Well, with rehearsals every night until the big day, I'm sure that we'll pull through somehow.

Thursday, February 05, 2009

Is nothing sacred anymore?

I was looking at all the Superbowl ads that were posted on YouTube after the Superbowl earlier this week, and I came across this ad for AshleyMadison.com. Basically, it's a dating site for married people that are looking to have an affair. And their tag line is the one that really takes the icing off the cake.

"AshleyMadison.com
When divorces isn't an option."

Frankly, I'm just disappointed. To me, marriage is more than just a legal contract. It's a metaphysical bond between two people. One may argue that humans are, when it all boils down, animals and the majority of animals are polygamous. But that's beside the point. If you wish to believe in that train of thought, don't enter into a marriage, which is in essence a vow to participate in a monogamous relationship with another person.

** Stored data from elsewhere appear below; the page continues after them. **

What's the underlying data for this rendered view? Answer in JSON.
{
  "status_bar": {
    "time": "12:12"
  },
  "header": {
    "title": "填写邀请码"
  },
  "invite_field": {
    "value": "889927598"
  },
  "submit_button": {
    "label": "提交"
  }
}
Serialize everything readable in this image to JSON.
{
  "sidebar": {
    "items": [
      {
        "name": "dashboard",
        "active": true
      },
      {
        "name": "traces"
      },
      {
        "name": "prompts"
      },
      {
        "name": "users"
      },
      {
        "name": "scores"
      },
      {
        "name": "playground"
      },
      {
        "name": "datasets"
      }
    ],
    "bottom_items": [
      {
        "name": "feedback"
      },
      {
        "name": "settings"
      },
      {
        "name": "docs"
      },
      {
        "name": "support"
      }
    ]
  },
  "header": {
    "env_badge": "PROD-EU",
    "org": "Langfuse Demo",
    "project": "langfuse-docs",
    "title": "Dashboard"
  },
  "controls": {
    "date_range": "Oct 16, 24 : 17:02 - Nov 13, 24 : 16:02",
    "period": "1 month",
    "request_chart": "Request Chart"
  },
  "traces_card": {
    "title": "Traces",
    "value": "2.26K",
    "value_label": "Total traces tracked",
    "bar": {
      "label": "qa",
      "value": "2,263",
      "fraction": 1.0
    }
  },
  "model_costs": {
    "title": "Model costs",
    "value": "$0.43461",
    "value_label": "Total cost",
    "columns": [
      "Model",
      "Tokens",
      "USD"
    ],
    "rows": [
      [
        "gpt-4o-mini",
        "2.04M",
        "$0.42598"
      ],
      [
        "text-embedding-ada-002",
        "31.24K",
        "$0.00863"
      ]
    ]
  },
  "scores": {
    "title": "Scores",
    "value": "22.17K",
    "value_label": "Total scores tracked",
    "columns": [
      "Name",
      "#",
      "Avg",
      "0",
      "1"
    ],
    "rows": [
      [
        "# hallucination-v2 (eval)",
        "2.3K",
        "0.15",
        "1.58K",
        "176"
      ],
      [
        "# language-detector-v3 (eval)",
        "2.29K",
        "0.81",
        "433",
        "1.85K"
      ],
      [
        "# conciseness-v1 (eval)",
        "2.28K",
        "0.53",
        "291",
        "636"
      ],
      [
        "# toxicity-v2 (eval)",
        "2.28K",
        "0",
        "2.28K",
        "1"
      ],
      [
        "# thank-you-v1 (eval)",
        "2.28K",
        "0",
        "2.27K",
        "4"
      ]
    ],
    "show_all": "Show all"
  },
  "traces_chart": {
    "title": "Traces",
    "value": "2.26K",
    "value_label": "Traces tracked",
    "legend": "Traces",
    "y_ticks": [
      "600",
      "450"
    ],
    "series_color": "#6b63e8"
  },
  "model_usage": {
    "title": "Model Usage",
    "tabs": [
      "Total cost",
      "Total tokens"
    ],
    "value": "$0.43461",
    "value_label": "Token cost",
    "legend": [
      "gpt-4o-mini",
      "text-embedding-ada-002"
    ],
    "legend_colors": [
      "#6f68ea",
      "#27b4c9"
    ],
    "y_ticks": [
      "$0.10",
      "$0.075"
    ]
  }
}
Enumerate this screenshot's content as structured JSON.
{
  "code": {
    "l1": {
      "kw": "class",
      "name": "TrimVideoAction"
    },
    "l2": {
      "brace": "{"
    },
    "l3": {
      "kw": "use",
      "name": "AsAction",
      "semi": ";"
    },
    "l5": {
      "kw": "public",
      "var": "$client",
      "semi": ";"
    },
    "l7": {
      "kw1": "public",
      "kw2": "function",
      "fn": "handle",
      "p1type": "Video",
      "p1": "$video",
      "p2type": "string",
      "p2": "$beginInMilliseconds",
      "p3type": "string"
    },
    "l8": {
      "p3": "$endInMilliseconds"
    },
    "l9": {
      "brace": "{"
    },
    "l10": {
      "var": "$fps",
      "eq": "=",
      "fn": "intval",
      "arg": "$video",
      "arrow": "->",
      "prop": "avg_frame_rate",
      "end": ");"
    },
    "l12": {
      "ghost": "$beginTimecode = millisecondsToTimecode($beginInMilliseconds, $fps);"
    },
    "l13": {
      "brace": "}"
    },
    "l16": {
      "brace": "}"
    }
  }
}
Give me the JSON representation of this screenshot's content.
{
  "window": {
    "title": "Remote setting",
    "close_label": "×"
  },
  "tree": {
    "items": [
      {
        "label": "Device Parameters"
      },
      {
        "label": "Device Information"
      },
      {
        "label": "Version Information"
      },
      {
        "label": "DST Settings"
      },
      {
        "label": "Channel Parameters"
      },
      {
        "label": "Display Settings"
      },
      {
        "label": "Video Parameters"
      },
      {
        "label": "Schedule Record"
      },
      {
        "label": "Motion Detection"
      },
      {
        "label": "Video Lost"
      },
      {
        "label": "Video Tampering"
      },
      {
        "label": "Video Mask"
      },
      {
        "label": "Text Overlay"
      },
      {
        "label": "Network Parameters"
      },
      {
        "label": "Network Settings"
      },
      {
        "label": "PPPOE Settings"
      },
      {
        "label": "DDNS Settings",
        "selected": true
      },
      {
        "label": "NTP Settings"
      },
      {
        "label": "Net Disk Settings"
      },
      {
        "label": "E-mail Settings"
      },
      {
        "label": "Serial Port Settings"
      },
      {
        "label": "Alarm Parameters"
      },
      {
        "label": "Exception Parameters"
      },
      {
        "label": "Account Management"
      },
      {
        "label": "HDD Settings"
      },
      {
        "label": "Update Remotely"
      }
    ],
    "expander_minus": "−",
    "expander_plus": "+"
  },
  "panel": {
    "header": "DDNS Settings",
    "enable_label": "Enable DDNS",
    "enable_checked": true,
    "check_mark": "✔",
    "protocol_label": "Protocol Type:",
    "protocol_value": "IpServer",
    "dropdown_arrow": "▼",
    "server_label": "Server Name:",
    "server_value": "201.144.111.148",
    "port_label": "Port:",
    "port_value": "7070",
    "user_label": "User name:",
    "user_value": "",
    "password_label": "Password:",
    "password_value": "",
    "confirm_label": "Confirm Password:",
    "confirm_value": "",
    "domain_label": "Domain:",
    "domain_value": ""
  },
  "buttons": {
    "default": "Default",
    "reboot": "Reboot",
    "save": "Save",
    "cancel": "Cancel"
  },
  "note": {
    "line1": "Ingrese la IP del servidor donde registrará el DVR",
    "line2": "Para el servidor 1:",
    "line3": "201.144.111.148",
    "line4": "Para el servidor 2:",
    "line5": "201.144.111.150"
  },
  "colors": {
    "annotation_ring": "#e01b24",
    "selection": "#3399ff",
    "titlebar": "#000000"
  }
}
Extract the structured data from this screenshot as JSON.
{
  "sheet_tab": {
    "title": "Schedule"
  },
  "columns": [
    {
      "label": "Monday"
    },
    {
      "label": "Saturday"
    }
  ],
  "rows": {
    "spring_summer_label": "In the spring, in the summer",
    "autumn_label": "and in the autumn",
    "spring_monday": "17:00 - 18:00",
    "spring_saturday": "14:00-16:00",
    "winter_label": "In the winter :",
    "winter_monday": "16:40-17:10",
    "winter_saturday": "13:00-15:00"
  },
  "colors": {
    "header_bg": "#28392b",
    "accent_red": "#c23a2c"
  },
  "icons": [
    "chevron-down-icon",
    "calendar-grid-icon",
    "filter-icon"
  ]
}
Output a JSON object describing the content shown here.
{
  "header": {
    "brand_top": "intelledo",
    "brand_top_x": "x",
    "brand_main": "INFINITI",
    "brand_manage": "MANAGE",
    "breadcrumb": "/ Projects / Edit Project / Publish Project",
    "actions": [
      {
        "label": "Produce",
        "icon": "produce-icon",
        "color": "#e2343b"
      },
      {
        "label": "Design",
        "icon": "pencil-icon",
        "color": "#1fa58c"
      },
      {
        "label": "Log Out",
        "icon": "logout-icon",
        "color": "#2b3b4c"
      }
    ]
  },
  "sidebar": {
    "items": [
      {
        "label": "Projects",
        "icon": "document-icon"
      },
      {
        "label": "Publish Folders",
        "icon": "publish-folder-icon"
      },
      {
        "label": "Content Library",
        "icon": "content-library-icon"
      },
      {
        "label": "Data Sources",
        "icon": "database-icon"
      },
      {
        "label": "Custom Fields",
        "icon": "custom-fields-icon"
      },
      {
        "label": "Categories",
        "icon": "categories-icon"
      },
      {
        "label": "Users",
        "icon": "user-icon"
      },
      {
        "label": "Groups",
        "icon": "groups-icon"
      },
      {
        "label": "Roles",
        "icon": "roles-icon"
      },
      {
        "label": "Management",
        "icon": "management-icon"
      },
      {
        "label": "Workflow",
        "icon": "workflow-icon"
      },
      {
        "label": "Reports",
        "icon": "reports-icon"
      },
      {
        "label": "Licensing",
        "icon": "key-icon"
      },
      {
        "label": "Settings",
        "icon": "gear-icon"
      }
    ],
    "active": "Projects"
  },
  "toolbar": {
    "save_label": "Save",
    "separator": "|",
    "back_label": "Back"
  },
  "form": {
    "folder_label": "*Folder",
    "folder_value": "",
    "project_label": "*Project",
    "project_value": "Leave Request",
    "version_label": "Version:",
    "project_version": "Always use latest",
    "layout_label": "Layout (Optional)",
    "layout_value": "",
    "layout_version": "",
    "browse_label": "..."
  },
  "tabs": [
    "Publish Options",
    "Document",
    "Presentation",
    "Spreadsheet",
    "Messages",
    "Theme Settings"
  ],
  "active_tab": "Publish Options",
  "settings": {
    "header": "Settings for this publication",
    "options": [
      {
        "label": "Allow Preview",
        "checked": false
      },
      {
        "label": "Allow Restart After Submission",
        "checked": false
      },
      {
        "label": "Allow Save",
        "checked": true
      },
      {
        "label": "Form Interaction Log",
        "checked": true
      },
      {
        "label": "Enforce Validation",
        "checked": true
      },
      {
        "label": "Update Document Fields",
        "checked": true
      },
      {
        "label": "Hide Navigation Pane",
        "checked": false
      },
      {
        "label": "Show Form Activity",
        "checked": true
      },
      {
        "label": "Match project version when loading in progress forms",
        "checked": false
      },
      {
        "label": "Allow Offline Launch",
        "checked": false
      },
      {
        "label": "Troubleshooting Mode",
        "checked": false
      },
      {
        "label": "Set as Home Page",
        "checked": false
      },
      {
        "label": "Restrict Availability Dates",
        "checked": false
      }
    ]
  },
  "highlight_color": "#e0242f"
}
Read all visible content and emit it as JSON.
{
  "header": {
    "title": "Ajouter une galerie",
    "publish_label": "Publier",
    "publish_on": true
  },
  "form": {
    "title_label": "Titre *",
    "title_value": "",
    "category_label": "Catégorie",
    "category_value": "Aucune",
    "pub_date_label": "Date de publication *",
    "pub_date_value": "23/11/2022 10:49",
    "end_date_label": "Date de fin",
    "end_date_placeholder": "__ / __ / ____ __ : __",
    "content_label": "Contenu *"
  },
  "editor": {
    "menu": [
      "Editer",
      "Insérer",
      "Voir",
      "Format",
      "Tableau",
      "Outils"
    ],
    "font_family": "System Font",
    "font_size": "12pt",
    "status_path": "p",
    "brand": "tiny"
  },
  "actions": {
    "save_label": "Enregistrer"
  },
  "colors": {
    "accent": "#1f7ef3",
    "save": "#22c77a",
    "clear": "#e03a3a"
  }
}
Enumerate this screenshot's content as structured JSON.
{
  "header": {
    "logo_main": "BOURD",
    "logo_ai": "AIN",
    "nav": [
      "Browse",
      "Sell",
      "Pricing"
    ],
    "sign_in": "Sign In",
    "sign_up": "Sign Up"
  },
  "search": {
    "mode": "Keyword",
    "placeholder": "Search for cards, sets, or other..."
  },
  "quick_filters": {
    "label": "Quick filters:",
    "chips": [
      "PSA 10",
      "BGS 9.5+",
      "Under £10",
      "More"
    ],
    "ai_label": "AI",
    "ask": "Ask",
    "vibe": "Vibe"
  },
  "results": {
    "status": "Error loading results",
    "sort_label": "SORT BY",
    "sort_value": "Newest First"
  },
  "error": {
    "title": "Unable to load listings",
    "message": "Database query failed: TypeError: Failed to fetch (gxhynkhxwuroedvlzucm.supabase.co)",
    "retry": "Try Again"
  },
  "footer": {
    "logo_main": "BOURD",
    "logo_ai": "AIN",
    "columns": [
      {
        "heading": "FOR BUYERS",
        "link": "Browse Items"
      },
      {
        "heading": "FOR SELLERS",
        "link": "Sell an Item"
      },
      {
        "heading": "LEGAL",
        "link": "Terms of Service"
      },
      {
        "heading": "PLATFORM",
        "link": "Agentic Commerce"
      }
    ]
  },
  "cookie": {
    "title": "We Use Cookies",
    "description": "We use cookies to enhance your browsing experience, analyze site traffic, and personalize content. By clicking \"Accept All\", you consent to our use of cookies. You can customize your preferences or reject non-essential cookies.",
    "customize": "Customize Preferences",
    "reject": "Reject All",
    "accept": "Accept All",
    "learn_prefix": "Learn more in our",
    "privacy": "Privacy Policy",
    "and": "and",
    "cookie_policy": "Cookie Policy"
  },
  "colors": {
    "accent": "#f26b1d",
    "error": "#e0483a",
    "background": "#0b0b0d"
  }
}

While I don't think divorce is a viable solution to problems in a marriage, I don't think that this extra-marital dating service is much better. Scratch that, I think it's worse. Breaching the contract is not much better than terminating it. I think it's just a lose-lose situation for both parties.

I know whatever I have just said is idealistic and naive in this "real world" day and age. But I'd like to think of it as me holding true to what I believe in.